Berdasarkan data menunjukkan bahwa volume rata-rata NaOH  yang dibutuhkan yaitu 1,1 ml yang menghasilkan kadar asam asetat sebesar 0,234%. Tape ubi kayu merupakan hasil fermentasi dari ubi kayu kukus yang mengandung amilum atau pati (karbohidrat) yang di fermentasikan dengan ditambah ragi menjadi asam asetat dan hasil samping berupa alkohol oleh bakteri amilolitik. Hal ini sesuai dengan pendapat Anshory (2003) menyatakan bahwa tape mengandung glukosa yang dimanfaatkan oleh mikroba untuk pertumbuhan sehingga menghasilkan alkohol. Alkohol tersebut digunakan oleh bakteri untuk pertumbuhan dan mengeluarkan hasil samping berupa asam asetat. Hal ini diperkuat dengan pendapat Iswari (2006) yang menambahkan bahwa ubi kayu ataupun bahan sumber karbohidrat lainnya yang setelah dikukus dapat di fermentasi oleh mikroba amilolitik menjadi tape. Mikroba amilolitik menghasilkan amilase yang dapat memecah pati menjadi dekstrin, maltotriosa, maltosa dan glukosa. Selanjutnya glukosa dimanfaatkan oleh mikroba untuk pertumbuhan dengan mengeluarkan hasil samping berupa alkohol. Alkohol dapat dimanfaatkan lebih lanjut oleh bakteri asam asetat untuk pertumbuhan dan mengeluarkan hasil samping berupa asam asetat.

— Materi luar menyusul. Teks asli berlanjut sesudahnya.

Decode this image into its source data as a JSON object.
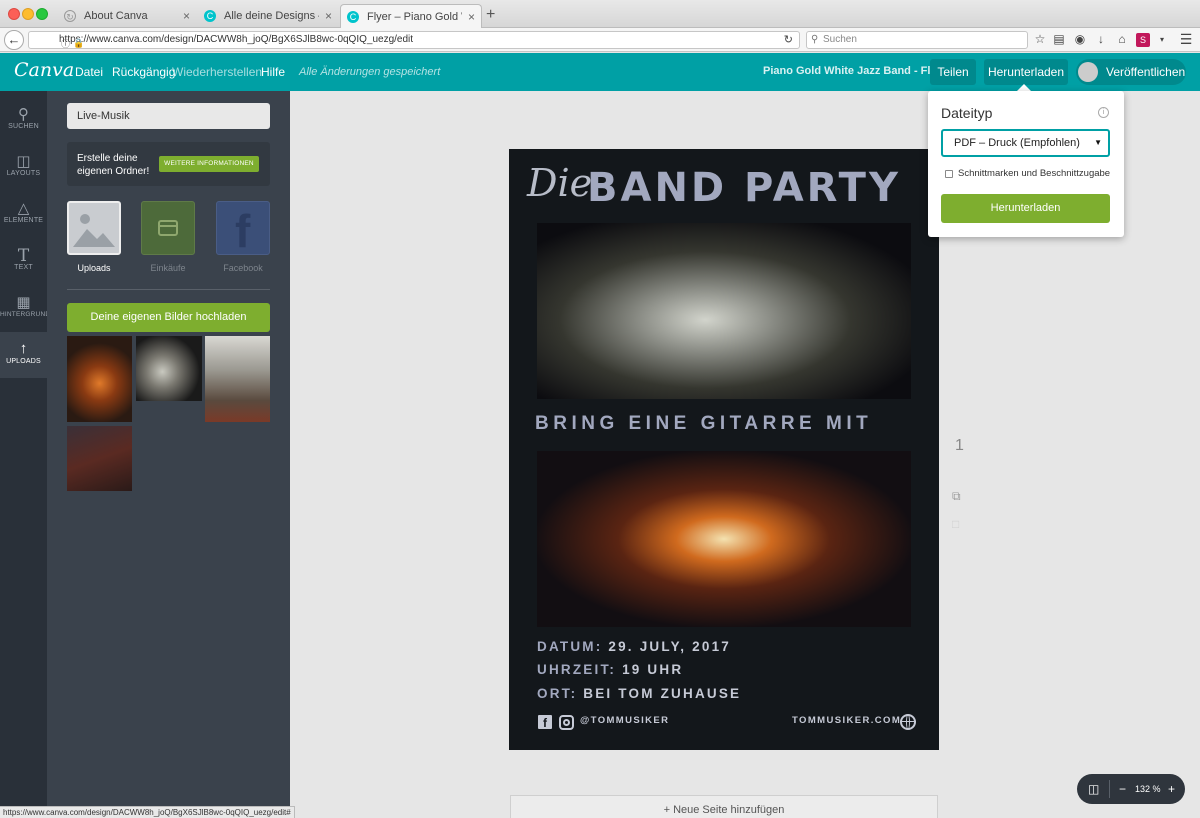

3.4.3.   Penentuan Kadar Asam Asetat pada Ubi Kayu Kukus
            Berdasarkan hasil praktikum percobaan kadar asam asetat pada Ubi Kayu Kukus diperoleh data sebagai berikut :
Tabel 9. Hasil Percobaan Kadar Asam Asetat pada Ubi Kayu Kukus

Jumlah NaOH (ml)
Titrasi 1
1,3 ml
Titrasi 2
1,2 ml
Rata-rata
1,25 ml
Sumber : Data Primer Praktikum Bioimia Dasar, 2013.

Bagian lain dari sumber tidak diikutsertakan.